CALGARY, Alberta, Oct. 04, 2019 (GLOBE NEWSWIRE) -- Husky Energy (TSX:HSE) today announced it has reached an agreement for the sale of its Prince George Refinery to Tidewater Midstream and Infrastructure for $215 million in cash plus a closing adjustment for inventory, and a contingent payment of up to $60 million over two years.
Husky previously announced it was considering selling the Prince George Refinery to focus on its Integrated Corridor and Offshore businesses. The Integrated Corridor is a series of physically-linked assets that includes upstream thermal crude production, storage, committed pipeline capacity and refineries. The Integrated Corridor is designed to maximize margin capture, access to markets and optionality. The Offshore business focuses on oil and gas production off Canada’s East Coast and in the Asia Pacific region.
“We continue to deliver on Husky’s five-year plan outlined at our Investor Day in May, with an ongoing focus on capital discipline, consistent execution and increased margins,” said CEO Rob Peabody. “The plan is aimed at further enhancing the resiliency of the Company.”
Proceeds of the sale will be used in accordance with Husky’s funding priorities, which include maintaining the strength of the balance sheet and returning value to shareholders.
Tidewater is retaining all Refinery staff.
The transaction is expected to close in the fourth quarter of 2019, subject to regulatory approvals.
The 12,000 barrel-per day Prince George Refinery, located in Prince George, B.C., processes light oil into low-sulphur gasoline and ultra-low sulphur diesel, along with other products. As part of the sale, Husky will enter into a five-year offtake agreement with Tidewater for refined products from the Prince George Refinery.
The strategic review of Husky’s retail and commercial fuels business continues to progress.
TD Securities Inc. is acting as financial advisor, with Torys LLP as legal advisor.

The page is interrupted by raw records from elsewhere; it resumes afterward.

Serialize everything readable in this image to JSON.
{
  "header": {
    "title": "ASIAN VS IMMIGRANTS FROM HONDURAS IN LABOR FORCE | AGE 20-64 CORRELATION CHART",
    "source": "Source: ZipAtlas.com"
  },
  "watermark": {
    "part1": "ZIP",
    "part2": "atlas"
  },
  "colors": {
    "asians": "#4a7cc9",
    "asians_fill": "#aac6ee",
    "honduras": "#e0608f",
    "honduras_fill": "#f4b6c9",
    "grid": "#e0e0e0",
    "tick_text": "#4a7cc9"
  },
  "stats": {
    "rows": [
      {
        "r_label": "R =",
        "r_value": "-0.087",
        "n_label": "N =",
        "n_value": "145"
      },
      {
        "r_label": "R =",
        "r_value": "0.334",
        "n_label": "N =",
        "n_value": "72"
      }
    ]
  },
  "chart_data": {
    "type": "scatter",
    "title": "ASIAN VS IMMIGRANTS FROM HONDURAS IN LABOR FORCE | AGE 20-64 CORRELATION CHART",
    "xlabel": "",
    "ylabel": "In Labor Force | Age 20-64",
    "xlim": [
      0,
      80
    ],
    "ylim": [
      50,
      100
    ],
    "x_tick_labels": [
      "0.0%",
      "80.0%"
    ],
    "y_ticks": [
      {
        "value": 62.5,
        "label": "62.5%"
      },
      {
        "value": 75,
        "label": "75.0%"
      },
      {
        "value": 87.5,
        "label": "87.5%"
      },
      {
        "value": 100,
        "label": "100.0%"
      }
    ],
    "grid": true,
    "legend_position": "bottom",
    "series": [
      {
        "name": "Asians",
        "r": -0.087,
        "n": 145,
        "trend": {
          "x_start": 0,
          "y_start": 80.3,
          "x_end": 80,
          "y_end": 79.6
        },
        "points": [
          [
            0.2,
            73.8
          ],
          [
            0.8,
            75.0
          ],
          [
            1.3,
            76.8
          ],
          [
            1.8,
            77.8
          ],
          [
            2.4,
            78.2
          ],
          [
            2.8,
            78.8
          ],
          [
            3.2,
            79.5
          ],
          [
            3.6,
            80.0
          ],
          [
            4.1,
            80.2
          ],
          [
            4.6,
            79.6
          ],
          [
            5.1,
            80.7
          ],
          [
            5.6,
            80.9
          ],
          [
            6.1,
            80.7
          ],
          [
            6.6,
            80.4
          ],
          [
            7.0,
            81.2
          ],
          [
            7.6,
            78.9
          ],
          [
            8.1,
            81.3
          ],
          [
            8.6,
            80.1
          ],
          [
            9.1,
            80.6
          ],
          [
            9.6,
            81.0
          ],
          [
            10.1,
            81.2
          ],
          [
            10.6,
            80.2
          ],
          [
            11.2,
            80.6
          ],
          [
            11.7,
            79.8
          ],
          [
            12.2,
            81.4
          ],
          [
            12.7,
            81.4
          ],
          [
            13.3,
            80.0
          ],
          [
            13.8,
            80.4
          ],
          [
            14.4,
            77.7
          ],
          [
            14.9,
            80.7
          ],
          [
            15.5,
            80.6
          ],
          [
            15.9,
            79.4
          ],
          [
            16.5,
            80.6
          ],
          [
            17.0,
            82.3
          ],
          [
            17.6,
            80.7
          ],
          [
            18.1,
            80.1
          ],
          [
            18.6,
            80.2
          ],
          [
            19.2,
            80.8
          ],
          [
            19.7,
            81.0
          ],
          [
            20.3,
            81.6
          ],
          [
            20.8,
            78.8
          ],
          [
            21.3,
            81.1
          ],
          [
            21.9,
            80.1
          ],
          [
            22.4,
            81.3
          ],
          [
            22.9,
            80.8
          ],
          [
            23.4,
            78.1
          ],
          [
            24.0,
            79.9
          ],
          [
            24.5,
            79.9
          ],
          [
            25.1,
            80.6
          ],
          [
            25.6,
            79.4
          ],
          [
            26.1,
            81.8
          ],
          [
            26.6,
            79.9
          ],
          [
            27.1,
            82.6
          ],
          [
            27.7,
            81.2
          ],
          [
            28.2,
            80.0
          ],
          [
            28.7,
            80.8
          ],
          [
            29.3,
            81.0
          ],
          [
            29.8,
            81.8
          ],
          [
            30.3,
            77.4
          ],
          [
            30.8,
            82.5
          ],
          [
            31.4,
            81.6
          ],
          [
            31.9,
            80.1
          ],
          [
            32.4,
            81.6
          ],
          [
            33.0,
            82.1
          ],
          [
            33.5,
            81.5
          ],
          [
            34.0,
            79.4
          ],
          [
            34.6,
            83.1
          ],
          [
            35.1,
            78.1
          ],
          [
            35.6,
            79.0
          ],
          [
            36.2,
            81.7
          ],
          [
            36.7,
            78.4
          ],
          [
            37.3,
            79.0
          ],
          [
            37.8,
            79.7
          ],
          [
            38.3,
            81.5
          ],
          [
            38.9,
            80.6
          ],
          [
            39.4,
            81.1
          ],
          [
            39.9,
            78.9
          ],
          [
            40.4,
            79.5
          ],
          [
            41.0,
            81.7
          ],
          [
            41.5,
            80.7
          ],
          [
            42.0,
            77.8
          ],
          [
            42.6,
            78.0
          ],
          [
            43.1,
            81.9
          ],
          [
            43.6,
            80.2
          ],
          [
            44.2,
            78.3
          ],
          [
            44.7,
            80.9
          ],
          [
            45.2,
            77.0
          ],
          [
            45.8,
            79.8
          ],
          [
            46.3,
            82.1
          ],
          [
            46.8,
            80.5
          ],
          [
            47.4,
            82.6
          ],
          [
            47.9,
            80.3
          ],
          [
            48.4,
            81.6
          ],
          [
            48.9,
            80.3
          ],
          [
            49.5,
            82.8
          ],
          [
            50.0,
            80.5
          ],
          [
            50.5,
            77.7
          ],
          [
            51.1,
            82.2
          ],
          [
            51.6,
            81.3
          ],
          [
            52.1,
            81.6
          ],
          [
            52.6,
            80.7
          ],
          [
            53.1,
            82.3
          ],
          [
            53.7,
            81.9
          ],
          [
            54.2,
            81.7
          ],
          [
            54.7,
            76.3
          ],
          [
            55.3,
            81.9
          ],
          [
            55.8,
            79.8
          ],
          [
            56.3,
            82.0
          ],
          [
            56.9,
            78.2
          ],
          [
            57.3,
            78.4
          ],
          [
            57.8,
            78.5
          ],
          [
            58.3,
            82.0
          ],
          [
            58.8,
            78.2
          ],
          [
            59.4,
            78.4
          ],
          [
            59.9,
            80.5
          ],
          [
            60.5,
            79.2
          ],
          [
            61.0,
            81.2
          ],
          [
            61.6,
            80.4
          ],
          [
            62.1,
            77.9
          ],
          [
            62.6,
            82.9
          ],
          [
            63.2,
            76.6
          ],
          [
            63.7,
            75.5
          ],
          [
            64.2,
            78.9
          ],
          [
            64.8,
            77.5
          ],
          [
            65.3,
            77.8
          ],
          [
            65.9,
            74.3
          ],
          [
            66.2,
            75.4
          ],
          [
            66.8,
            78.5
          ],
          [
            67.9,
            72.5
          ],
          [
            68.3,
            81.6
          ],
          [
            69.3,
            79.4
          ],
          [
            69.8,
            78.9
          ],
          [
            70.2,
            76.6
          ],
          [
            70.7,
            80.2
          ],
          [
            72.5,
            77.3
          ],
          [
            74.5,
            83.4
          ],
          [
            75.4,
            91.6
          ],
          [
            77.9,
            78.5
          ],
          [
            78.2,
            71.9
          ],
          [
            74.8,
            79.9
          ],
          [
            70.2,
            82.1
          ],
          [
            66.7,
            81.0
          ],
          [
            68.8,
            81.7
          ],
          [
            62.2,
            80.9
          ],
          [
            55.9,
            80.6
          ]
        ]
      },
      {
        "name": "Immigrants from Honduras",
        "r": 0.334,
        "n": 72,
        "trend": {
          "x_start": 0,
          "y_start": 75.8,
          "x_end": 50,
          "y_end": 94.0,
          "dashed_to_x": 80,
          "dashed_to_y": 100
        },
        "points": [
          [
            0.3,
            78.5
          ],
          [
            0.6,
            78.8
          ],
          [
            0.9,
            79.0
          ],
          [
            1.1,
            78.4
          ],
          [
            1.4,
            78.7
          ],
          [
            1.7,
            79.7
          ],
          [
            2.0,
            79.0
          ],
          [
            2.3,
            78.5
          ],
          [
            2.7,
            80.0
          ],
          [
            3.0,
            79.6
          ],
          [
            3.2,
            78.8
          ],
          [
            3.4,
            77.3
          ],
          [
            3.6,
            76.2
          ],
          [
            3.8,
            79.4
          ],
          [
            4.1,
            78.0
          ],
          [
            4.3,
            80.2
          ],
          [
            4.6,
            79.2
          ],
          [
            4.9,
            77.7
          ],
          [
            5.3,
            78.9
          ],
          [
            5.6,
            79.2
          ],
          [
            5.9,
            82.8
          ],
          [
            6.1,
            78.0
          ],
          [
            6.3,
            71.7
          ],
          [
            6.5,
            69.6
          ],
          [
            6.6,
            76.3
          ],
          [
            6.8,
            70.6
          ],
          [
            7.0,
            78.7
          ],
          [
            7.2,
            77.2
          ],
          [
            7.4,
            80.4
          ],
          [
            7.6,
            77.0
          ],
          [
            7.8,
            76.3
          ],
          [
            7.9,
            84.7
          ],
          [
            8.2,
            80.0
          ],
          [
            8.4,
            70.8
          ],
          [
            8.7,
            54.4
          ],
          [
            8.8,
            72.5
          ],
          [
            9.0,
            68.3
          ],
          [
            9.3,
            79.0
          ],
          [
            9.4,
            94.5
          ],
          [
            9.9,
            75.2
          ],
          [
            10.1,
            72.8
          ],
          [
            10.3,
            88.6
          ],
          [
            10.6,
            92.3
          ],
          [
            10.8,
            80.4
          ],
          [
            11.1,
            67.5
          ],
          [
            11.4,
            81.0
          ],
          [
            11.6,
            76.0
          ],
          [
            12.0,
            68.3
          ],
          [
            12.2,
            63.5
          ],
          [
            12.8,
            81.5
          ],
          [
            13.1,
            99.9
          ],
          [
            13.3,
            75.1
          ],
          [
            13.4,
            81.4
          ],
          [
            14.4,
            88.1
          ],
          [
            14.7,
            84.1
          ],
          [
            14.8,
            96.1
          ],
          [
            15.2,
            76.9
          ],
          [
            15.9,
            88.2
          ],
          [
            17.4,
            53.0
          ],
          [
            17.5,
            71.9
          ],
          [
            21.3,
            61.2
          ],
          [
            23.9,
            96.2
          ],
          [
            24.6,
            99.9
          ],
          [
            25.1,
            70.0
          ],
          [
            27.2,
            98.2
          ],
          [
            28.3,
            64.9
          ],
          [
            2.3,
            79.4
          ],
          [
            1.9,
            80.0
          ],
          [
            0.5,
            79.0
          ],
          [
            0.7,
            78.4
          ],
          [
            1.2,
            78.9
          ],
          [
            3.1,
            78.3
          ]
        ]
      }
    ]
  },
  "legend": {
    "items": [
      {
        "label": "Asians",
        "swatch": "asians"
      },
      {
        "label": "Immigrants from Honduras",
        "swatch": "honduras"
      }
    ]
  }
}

Investor and Media Inquiries:
Leo Villegas, Senior Manager, Investor Relations
Mel Duvall, Senior Manager, Media & Issues
Certain statements in this news release are forward-looking statements and information (collectively, “forward-looking statements”), within the meaning of the applicable Canadian securities legislation, Section 21E of the United States Securities Exchange Act of 1934, as amended, and Section 27A of the United States Securities Act of 1933, as amended. The forward-looking statements contained in this news release are forward-looking and not historical facts.
Some of the forward-looking statements may be identified by statements that express, or involve discussions as to, expectations, beliefs, plans, objectives, assumptions or future events or performance (often, but not always, through the use of words or phrases such as “will likely result”, “are expected to”, “will continue”, “is anticipated”, “is targeting”, “estimated”, “intend”, “plan”, “projection”, “could”, “aim”, “vision”, “goals”, “objective”, “target”, “schedules” and “outlook”).
In particular, forward-looking statements in this news release include, but are not limited to, references to: the contingent payment of up to $60 million over two years; the aim of the Company’s five-year plan; the anticipated use of proceeds of the sale; the expected closing date of the transaction; and the entering into of an offtake agreement.
Although the Company believes that the expectations reflected by the forward-looking statements presented in this news release are reasonable, the Company’s forward-looking statements have been based on assumptions and factors concerning future events that may prove to be inaccurate. Those assumptions and factors are based on information currently available to the Company about itself and the businesses in which it operates. Information used in developing forward-looking statements has been acquired from various sources, including third-party consultants, suppliers and regulators, among others.
Because actual results or outcomes could differ materially from those expressed in any forward-looking statements, investors should not place undue reliance on any such forward-looking statements. By their nature, forward-looking statements involve numerous assumptions, inherent risks and uncertainties, both general and specific, which contribute to the possibility that the predicted outcomes will not occur. Some of these risks, uncertainties and other factors are similar to those faced by other oil and gas companies and some are unique to the Company.
The Company’s Annual Information Form for the year ended December 31, 2018 and other documents filed with securities regulatory authorities (accessible through the SEDAR website www.sedar.com and the EDGAR website www.sec.gov) describe some of the risks, material assumptions and other factors that could influence actual results and are incorporated herein by reference.
New factors emerge from time to time and it is not possible for management to predict all of such factors and to assess in advance the impact of each such factor on the Company’s business or the extent to which any factor, or combination of factors, may cause actual results to differ materially from those contained in any forward-looking statement. The impact of any one factor on a particular forward-looking statement is not determinable with certainty as such factors are dependent upon other factors, and the Company’s course of action would depend upon management’s assessment of the future considering all information available to it at the relevant time. Any forward-looking statement speaks only as of the date on which such statement is made and, except as required by applicable securities laws, the Company undertakes no obligation to update any forward-looking statement to reflect events or circumstances after the date on which such statement is made or to reflect the occurrence of unanticipated events.